14.5 Analogies that stick

RTT = a question across a canyon — shouting faster (bandwidth) doesn’t shorten the echo time; asking fewer times does.
TCP HoL = a single-file checkout line — one slow shopper blocks everyone. QUIC = parallel lines.
Slow start = merging onto a highway — you accelerate gradually, not floor it.
Consistent hashing = assigning seats by a ring so adding a row only moves a few people; power-of-two-choices = glance at two checkout lines, pick the shorter.

14.6 Misconceptions → corrections

You might think…	Actually…
“More bandwidth = lower latency.”	No — latency is round trips + propagation; reduce round trips.
“HTTP/2 killed head-of-line blocking.”	Only request-level; TCP still has transport HoL. QUIC fixes it.
“Flow control and congestion control are the same.”	Receiver-limit vs network-limit — different brakes.
“Retries are free safety.”	Unbounded retries cause retry storms; budget + backoff + jitter.
“Consistent hashing balances evenly by itself.”	Needs virtual nodes.

14.7 Explain it back (Feynman)

Why doesn’t bandwidth fix a chatty request? [14.1]
Draw HTTP/2 vs QUIC HoL blocking. [14.2]
Flow vs congestion control — who’s protecting whom? [14.3]
Explain the 40 ms stall and its fix. [14.4]
L4 vs L7 — when each? [Part 3 §8]

14.8 Flashcards (cover the right column)

Prompt	Answer
Latency lever	Fewer round trips (not bandwidth)
HTTP/2 weakness	Transport HoL (one TCP stream)
QUIC fix	Independent per-stream loss recovery
Flow control	Don’t overrun the receiver
Congestion control	Don’t overrun the network (AIMD)
New-connection cost	Slow start → reuse connections
40 ms stall	Nagle + delayed ACK → TCP_NODELAY
Stateful affinity LB	Consistent hashing (+ virtual nodes)
Stateless LB	Power-of-two-choices

14.9 The 60-second recall

“Network latency is round trips plus propagation plus queuing — bandwidth only speeds big payloads, so the lever is fewer round trips (connection reuse, 0-RTT, CDNs near users). TCP is a single ordered byte stream, so one lost packet causes head-of-line blocking that stalls everything behind it, including all HTTP/2 streams; QUIC fixes this with independent per-stream recovery over UDP, plus 0–1 RTT setup and connection migration. Flow control protects the receiver; congestion control (slow start, AIMD) protects the network — and slow start penalizes new connections, so reuse them. Disable Nagle (TCP_NODELAY) for interactive RPC to avoid the 40 ms delayed-ACK stall. Balance stateful traffic with consistent hashing (plus virtual nodes), stateless with power-of-two-choices, and always bound retries with budgets, backoff, and jitter.”
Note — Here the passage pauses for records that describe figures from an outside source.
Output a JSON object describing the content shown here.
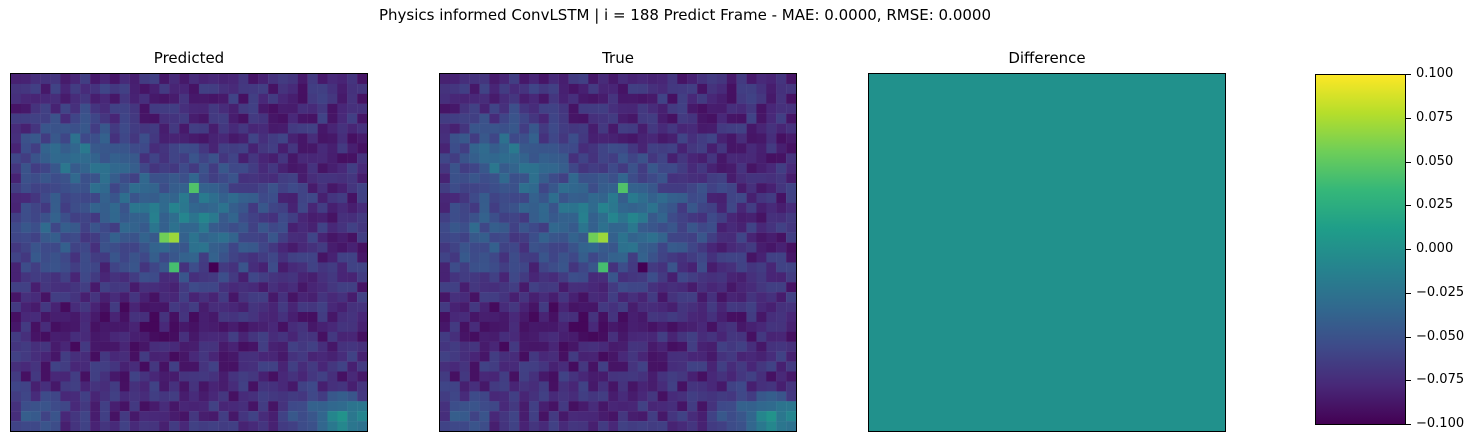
{
  "figure": {
    "suptitle": "Physics informed ConvLSTM | i = 188 Predict Frame - MAE: 0.0000, RMSE: 0.0000"
  },
  "chart_data": [
    {
      "type": "heatmap",
      "title": "Predicted",
      "colormap": "viridis",
      "grid": false,
      "axes_ticks": false
    },
    {
      "type": "heatmap",
      "title": "True",
      "colormap": "viridis",
      "grid": false,
      "axes_ticks": false
    },
    {
      "type": "heatmap",
      "title": "Difference",
      "colormap": "viridis",
      "grid": false,
      "axes_ticks": false,
      "uniform_value": 0.0,
      "uniform_color": "#21918c"
    }
  ],
  "colorbar": {
    "colormap": "viridis",
    "range": [
      -0.1,
      0.1
    ],
    "ticks": [
      {
        "value": 0.1,
        "label": "0.100"
      },
      {
        "value": 0.075,
        "label": "0.075"
      },
      {
        "value": 0.05,
        "label": "0.050"
      },
      {
        "value": 0.025,
        "label": "0.025"
      },
      {
        "value": 0.0,
        "label": "0.000"
      },
      {
        "value": -0.025,
        "label": "−0.025"
      },
      {
        "value": -0.05,
        "label": "−0.050"
      },
      {
        "value": -0.075,
        "label": "−0.075"
      },
      {
        "value": -0.1,
        "label": "−0.100"
      }
    ]
  }
}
Frequently asked questions

Why doesn’t more bandwidth fix latency?

Latency is dominated by propagation (speed of light), queuing, and per-round-trip protocol cost; bandwidth only affects the transmission time of large payloads. A request needing several round trips across a high-latency link is slow regardless of pipe size. Wins come from fewer round trips, avoiding head-of-line blocking, and shorter queues.

What is head-of-line blocking and how does QUIC fix it?
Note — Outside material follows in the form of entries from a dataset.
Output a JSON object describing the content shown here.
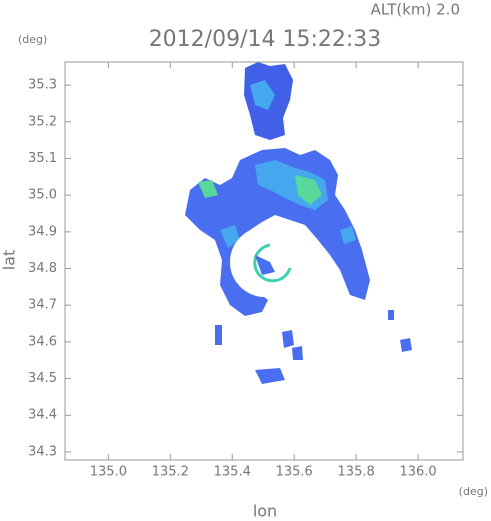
{
  "chart_data": {
    "type": "radar-map",
    "title": "2012/09/14 15:22:33",
    "annotation": "ALT(km) 2.0",
    "x_label": "lon",
    "y_label": "lat",
    "x_unit": "(deg)",
    "y_unit": "(deg)",
    "xlim": [
      134.86,
      136.145
    ],
    "ylim": [
      34.278,
      35.363
    ],
    "xticks": [
      {
        "value": 135.0,
        "label": "135.0"
      },
      135.2,
      135.4,
      135.6,
      135.8,
      {
        "value": 136.0,
        "label": "136.0"
      }
    ],
    "yticks": [
      34.3,
      34.4,
      34.5,
      34.6,
      34.7,
      34.8,
      34.9,
      {
        "value": 35.0,
        "label": "35.0"
      },
      35.1,
      35.2,
      35.3
    ]
  }
}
Head-of-line blocking is when one stalled item blocks everything behind it. HTTP/2 multiplexes streams over one TCP byte stream, so a single lost packet stalls all streams. QUIC runs over UDP with independent per-stream loss recovery, so a lost packet only stalls its own stream.

What’s the difference between flow control and congestion control?
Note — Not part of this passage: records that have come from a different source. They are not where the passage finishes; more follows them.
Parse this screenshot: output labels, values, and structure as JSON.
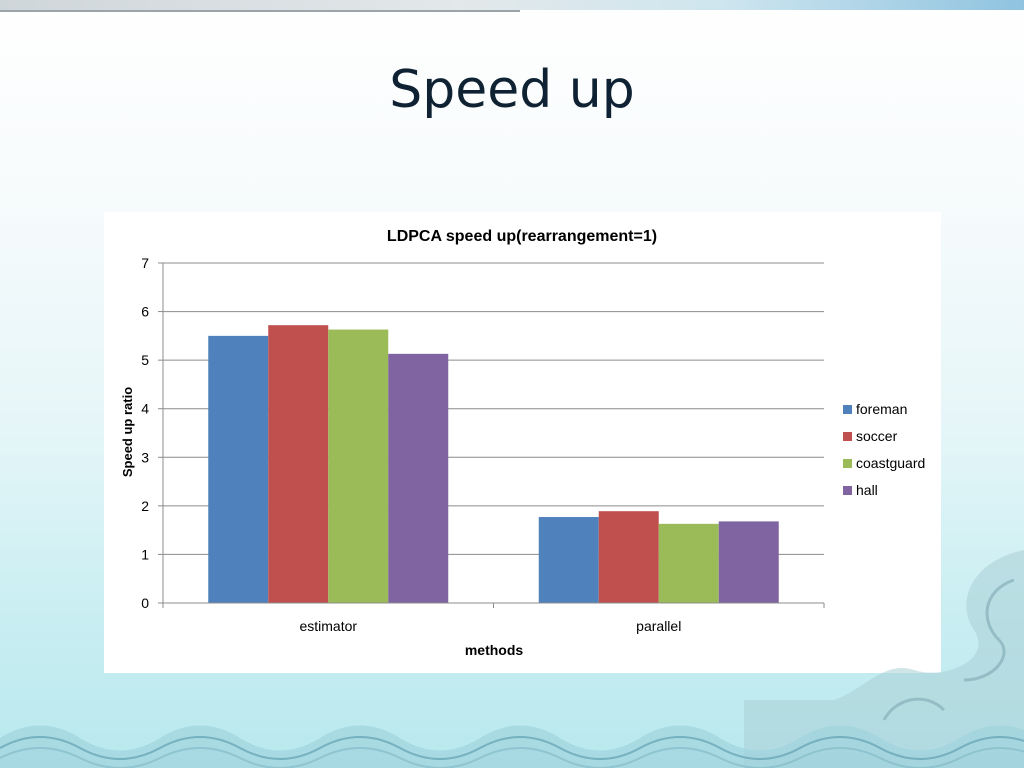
{
  "slide": {
    "title": "Speed up"
  },
  "chart_data": {
    "type": "bar",
    "title": "LDPCA speed up(rearrangement=1)",
    "xlabel": "methods",
    "ylabel": "Speed up ratio",
    "categories": [
      "estimator",
      "parallel"
    ],
    "ylim": [
      0,
      7
    ],
    "yticks": [
      0,
      1,
      2,
      3,
      4,
      5,
      6,
      7
    ],
    "grid": true,
    "legend_position": "right",
    "series": [
      {
        "name": "foreman",
        "color": "#4F81BD",
        "values": [
          5.5,
          1.77
        ]
      },
      {
        "name": "soccer",
        "color": "#C0504D",
        "values": [
          5.72,
          1.89
        ]
      },
      {
        "name": "coastguard",
        "color": "#9BBB59",
        "values": [
          5.63,
          1.63
        ]
      },
      {
        "name": "hall",
        "color": "#8064A2",
        "values": [
          5.13,
          1.68
        ]
      }
    ]
  }
}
Flow control is receiver-driven: the advertised window stops a fast sender from overrunning a slow receiver. Congestion control is network-driven: slow start and additive-increase/multiplicative-decrease stop senders from overrunning the shared network. Either can limit throughput.

L4 vs L7 load balancing — when do you use each?

L4 balances by connection and IP:port — cheap, fast, and protocol-agnostic, good for raw throughput. L7 parses requests to route by path, host, header, or cookie, terminate TLS, retry, and do canaries — more CPU but far more capable. Use L7 for content-based decisions, L4 for cheap pass-through.

What causes about 40ms of latency on small TCP requests?

The interaction of Nagle’s algorithm and delayed ACK: Nagle holds a small send waiting for an acknowledgment while the peer delays the ACK to piggyback, creating a standoff. Disable Nagle with TCP_NODELAY for interactive RPC, and reuse connections to avoid handshake and slow-start cost.